私もこの問題を知らずにFinale 25 を使用したままmacOS High Sierra にアップグレードしてドツボにハマり、面倒な思いをして、一時 macOS Sierra にダウングレードをした。

(この時ほどTime Machineを有り難く思ったことはない)

 

この辺りの悪戦苦闘については、下記の記事をご覧いただきたい。 

igaryu.hateblo.jp

 

歌詞などのフォントにこだわらないユーザーであれば別に気にする内容ではないかもしれないが、出版業務に携わっている者にとっては大問題である。

 

なぜなら、各出版社ごとに版型やフォントの種類・サイズなどが厳密に指定されている事により、譜面に個性が出るのである。

 

この話にピンと来ない方は、ぜひ楽譜売り場に行って、全く同じ曲でも出版社が異なれば、譜面の見た目の印象が違うということを体感してほしい。

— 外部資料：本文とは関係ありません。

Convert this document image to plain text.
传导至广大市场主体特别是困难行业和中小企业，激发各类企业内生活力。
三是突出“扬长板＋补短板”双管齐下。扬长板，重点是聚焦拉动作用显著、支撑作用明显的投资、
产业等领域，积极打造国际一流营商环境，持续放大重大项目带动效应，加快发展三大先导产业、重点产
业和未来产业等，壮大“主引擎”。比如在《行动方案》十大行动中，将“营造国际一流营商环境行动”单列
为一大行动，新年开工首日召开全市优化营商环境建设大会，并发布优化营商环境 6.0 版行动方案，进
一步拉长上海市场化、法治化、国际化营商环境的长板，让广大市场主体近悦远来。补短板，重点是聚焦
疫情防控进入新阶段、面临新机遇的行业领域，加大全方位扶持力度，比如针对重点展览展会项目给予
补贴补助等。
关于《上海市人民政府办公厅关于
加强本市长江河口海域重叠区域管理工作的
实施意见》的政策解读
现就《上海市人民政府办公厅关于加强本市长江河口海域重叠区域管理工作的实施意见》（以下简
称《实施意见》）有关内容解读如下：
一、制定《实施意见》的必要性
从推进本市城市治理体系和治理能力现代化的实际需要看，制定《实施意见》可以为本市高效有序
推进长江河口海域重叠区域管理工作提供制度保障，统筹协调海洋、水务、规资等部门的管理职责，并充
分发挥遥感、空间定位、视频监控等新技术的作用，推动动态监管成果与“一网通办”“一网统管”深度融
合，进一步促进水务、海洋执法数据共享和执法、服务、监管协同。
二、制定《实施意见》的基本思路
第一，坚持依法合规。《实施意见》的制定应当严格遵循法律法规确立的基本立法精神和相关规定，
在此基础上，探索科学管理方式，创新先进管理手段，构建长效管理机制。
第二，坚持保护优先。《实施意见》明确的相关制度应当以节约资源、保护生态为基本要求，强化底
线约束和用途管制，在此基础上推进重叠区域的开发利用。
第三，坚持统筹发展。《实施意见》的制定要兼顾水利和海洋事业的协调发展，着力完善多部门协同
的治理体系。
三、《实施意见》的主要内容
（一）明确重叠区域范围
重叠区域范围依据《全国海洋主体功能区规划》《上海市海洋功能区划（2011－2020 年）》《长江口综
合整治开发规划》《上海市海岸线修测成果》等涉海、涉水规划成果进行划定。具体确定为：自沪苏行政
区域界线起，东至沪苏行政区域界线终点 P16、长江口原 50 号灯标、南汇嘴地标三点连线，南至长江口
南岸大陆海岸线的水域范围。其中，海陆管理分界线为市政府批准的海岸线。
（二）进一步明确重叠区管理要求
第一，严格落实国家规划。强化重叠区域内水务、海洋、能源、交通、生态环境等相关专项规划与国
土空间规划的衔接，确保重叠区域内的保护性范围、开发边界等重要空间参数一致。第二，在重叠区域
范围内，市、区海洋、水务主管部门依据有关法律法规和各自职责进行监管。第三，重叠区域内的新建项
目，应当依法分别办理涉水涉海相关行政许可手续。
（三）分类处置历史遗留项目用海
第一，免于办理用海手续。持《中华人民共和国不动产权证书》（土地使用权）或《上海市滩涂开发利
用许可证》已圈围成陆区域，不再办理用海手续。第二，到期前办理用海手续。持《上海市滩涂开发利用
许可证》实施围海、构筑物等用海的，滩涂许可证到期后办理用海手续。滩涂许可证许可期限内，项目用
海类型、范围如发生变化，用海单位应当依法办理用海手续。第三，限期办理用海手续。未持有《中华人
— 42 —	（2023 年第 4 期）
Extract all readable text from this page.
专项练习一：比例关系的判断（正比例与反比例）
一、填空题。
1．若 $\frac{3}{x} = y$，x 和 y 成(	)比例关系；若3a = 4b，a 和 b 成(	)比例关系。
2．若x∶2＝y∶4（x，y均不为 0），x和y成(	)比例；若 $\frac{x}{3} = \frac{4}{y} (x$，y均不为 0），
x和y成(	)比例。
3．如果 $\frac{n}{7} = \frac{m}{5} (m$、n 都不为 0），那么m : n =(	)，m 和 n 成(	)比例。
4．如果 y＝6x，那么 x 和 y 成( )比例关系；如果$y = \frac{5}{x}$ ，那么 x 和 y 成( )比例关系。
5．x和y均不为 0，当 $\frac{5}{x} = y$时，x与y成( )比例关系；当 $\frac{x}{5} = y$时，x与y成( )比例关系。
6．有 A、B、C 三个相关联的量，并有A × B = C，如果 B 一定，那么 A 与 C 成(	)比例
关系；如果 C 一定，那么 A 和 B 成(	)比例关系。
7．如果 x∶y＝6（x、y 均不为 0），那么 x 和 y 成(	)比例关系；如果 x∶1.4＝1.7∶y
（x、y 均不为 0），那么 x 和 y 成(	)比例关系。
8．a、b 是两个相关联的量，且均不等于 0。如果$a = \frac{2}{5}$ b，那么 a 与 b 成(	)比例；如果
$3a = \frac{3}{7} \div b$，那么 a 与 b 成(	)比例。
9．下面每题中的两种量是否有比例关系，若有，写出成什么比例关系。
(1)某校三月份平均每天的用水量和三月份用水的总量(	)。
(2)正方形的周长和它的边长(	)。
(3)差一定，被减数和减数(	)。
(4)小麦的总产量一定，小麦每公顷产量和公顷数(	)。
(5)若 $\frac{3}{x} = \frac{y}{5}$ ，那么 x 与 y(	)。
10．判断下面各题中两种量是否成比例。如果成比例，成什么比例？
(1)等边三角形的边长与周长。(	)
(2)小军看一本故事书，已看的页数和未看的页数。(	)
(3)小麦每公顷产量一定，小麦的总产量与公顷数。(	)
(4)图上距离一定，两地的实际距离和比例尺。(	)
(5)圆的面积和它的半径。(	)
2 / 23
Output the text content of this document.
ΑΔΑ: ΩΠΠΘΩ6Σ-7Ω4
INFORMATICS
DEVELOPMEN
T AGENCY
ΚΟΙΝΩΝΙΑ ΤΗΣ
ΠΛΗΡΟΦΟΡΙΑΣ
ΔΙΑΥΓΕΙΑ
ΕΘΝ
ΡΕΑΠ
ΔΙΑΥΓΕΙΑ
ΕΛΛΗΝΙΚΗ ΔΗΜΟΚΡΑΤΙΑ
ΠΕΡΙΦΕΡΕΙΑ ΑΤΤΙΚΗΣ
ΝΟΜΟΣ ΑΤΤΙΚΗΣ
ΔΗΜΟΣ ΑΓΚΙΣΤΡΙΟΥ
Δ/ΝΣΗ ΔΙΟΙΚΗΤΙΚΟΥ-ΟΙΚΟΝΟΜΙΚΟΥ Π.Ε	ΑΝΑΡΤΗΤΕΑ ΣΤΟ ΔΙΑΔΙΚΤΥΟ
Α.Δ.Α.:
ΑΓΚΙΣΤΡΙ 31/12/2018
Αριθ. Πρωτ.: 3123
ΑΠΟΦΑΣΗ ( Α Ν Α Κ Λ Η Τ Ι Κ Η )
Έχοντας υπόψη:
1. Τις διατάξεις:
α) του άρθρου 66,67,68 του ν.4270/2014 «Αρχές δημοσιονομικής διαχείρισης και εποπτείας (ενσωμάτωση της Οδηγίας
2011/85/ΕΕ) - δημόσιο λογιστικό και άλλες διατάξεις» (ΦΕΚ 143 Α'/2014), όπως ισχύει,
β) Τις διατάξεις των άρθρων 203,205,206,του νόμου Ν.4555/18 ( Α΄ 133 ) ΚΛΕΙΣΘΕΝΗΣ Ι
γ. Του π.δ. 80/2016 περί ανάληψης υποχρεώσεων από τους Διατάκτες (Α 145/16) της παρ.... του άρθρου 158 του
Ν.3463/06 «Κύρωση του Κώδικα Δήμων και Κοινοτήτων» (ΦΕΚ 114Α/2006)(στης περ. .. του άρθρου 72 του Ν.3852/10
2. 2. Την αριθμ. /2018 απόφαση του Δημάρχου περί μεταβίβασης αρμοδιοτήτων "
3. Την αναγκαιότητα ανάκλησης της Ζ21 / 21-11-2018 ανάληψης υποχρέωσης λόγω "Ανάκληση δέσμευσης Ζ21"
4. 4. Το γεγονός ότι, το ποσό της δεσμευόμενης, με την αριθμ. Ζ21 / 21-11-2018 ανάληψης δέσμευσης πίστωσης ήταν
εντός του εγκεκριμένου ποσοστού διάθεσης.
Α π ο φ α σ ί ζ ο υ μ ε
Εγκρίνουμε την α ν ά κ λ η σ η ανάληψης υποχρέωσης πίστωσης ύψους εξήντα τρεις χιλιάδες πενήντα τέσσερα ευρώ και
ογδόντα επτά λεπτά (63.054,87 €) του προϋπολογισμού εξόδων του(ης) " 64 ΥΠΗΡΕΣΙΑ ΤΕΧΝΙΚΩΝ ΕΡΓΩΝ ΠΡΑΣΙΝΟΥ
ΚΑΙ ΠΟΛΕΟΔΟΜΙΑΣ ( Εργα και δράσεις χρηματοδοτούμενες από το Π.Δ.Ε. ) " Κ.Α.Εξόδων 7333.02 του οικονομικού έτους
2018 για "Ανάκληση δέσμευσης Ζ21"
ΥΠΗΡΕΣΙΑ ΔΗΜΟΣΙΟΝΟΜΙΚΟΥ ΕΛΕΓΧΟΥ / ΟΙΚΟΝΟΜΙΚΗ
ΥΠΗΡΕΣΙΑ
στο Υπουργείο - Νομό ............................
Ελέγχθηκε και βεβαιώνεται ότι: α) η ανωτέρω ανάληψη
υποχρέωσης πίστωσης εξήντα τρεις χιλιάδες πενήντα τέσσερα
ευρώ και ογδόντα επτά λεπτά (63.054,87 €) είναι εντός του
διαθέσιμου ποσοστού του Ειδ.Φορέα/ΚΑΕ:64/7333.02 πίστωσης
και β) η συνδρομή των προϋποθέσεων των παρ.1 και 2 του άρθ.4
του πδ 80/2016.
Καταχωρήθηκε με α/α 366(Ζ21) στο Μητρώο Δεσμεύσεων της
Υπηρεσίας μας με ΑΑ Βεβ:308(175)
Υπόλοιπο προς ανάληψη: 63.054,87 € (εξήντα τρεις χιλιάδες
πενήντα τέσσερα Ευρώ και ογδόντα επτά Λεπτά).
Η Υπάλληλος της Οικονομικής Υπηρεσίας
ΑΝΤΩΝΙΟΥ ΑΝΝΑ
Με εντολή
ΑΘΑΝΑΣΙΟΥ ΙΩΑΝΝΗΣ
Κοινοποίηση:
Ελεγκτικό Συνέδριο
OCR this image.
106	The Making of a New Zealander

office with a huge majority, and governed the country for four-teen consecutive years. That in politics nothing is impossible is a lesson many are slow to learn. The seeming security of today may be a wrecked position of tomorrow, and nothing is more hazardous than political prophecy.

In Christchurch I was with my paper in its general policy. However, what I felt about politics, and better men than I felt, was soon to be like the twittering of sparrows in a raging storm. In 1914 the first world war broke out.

ベートーヴェンモーツァルトピアノソナタだけでも十分だ。


再度話を「Finaleユーザーの集い2019」に戻そう。

 

後半は現在活躍されている作曲家や編曲家の方々によるトークセッションがあり、Finaleをどのように業務に活用されているかという事例が示された。

 

前述の通り、Finaleも浄書だけでなくサウンドメイキングの機能が充実してきており、DAWDigital Audio Workstation)を使わずともそこそこ立派な音が鳴らせるようになった。

 

彼らが実際にFinaleで作成した譜面が会場に映し出されたのだが、それはもはや浄書されているとは言えず、作曲のツールに特化されていた。

 

何が言いたいかというと、例えば16分音符など、隣りどうしの細かい音符がくっついていたり、スラーの形が成形されていないどころか他の記号類と交差していたりするなど、浄書屋からみれば「有り得ない」譜面なのであった。

 

ちょっと過激な表現を使ってしまったが、彼らをdisるつもりは全くない。

なぜなら彼らは作・編曲をしているのであって、浄書をしているわけではないのだから。

ただ、同じFinaleというアプリを使っているのに、こうもアプローチが違うのだという事に自分の理解が追いついていけなかった。

 

Finaleが浄書よりもサウンドメイキングに力を入れているのは、それを望むユーザーが多いのだろうか?

もし可能であれば、Finaleインストール時に施されるアンケートの内容(Finaleの使用目的等)の傾向を知りたい。

 

そして次のユーザーの集いがあるとしたら、トークセッションに楽譜出版社や浄書屋の方を含めて頂き、楽譜浄書にも力を入れているのだという姿勢を見せてくれると、浄書屋としても嬉しい限りである。